Tuesday, March 31, 2015

Blessed is He who comes in the Name of the Lord. . .

Sermon preached for Palm/Passion Sunday, March 29, 2015.

   Today we recall how our Lord entered Jerusalem.  It was the Sunday before His betrayal at the hands of Judas, before a crown of thorns was placed on His head, and before the nails would pierce His hands and feet.  He entered the city as its King. No, He did not come in kingly garb as head of state nor did He enter as triumphant hero from the battlefield carrying the colors of victory.  He did not enter His city for temple or castle or for accolades and thrones. 
    He said it.  My Kingdom is not of this world.  His entry into Jerusalem could not have better portrayed His words.  For He was a humble King, mounted on a humble beast of burden, to the humility of betrayal, suffering, and death.  He was the innocent One who died for the guilty, the victim of the scheme of His enemies, and the last person on earth whom most would claim as King.  But He did this to keep the prophet’s promise and deliver His Father’s world to Him clean and holy.
    The law was not made for kings and queens.  At least that is what earthly kings and queens and presidents have claimed.  They are above it.  But not this King.  King Jesus came as one who was born under the Law in order to fulfill it – even when that meant the innocent dying for the guilty, the righteous for the evil, and the Lord of life for a people captive to death.  For a people like us, who refused the Law, who gave ourselves to very sin and vice, to every shame and evil, to lust and lies, to envy and thievery, to porn and pride...  What kind of King would suffer for the sins of His people?  For sins not His own?

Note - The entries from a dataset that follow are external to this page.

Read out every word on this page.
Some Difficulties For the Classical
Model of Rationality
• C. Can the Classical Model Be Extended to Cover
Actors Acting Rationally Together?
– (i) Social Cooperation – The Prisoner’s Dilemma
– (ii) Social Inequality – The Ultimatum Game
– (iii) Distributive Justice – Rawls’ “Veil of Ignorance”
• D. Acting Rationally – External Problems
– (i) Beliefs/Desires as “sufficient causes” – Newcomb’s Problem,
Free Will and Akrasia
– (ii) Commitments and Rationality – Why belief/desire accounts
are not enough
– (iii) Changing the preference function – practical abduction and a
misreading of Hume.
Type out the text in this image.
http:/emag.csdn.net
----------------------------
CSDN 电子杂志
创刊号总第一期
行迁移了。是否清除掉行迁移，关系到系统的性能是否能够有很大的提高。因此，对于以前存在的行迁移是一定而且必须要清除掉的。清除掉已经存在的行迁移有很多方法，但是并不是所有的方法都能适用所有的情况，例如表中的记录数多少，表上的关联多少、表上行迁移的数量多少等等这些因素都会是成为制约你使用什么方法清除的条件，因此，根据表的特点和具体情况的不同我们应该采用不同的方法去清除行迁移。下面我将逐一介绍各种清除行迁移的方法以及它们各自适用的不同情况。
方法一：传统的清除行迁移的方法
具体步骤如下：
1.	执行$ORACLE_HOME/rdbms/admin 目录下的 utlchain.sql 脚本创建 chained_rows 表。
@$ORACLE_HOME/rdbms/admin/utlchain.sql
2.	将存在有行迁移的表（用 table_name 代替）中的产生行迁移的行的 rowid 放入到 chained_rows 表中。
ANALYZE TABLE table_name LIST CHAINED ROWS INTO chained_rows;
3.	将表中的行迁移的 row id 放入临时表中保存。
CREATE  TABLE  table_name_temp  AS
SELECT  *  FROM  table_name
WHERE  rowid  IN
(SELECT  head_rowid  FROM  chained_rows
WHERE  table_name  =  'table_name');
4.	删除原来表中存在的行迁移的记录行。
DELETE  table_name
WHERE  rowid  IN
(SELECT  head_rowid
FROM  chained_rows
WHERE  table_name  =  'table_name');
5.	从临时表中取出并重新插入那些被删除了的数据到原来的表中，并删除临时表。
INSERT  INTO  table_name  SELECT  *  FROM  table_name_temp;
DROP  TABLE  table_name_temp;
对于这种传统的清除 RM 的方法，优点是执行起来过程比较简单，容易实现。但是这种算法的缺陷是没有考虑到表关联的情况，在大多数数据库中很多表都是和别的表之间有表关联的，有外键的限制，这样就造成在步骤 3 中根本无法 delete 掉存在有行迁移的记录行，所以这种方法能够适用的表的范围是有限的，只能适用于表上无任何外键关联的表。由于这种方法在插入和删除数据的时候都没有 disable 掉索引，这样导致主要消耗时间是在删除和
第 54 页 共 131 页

    This King has come for sinners such as you and I.  And it is good that He came – for without Him we have no virtue and no hope of paying the mountain of debt our sins incurred.  This is His story but He has made us the beneficiaries of all that He came to do.  His tortured death releases us from the torture of our sin and death, from the living agony of waiting to die.  His lonely suffering has forged us together in unity as a people whose common baptism into His death and whose new life born of His resurrection embrace the lonely and lost.  He entered the city of His own will and desire.  He is our King and He has earned the right to claim us by suffering in our place and dying for us the death that was ours to die.
    Yet His Kingly love refuses to order us or compel us against our will.  He woos and wins us with the love that forgives the sins of guilty sinners, that pays our every shameful debt to sin we owe, that carries every burden we refuse to bear, and that pays the ransom none of us are worth paying for.  And not with silver or gold but with His holy and precious body and blood.  He is King like no other.  They called Him “King” as joke but the joke was on them.  He is the one and only man born of woman who has the right to this title and whose life is worthy of the name above every other name by which any would be saved.
    He claims no glory but the cross and He calls us to no other glory than the cross-shaped glory of that death.  He does not ask for our pity but has pitied us enough to save us at the cost of Himself.  He does not ask for our respect but has respected us who were like garbage to be discarded and forgotten. 
    He does not ask for our admiration but refuses to be idealized or His cross romanticized.  He asks us only to look upon that cross and see the suffering that releases us from suffering, the death that kills death, and the life that no one could take but He willingly offers.  And this cross is our glory.  We are determined to know nothing but Christ and Him crucified.  Lord, where else can we go?  You have the words of eternal life. 
    Jesus calls us not to regret but repentance, not to sorrow but contrition, not to lament but to hopeful faith. This is His victory painted in blood.  This is His life surrendered for the higher purpose of our own redemption.  This is His love not in words but in actions that have marked history even for those who refuse to be blest by that love. 
    And so we come.  We come to hear again the King who dies for His undeserving and rebellious subjects... to meet again in the shadow of the cross where our redemption was born... to recall again the water that cleanses us from all sin... to eat again His flesh for the life of the world and His blood shed for you and for me.   So today we say and sing, as we do each Divine Service:  Blessed is He who comes in the Name of the Lord.  Amen.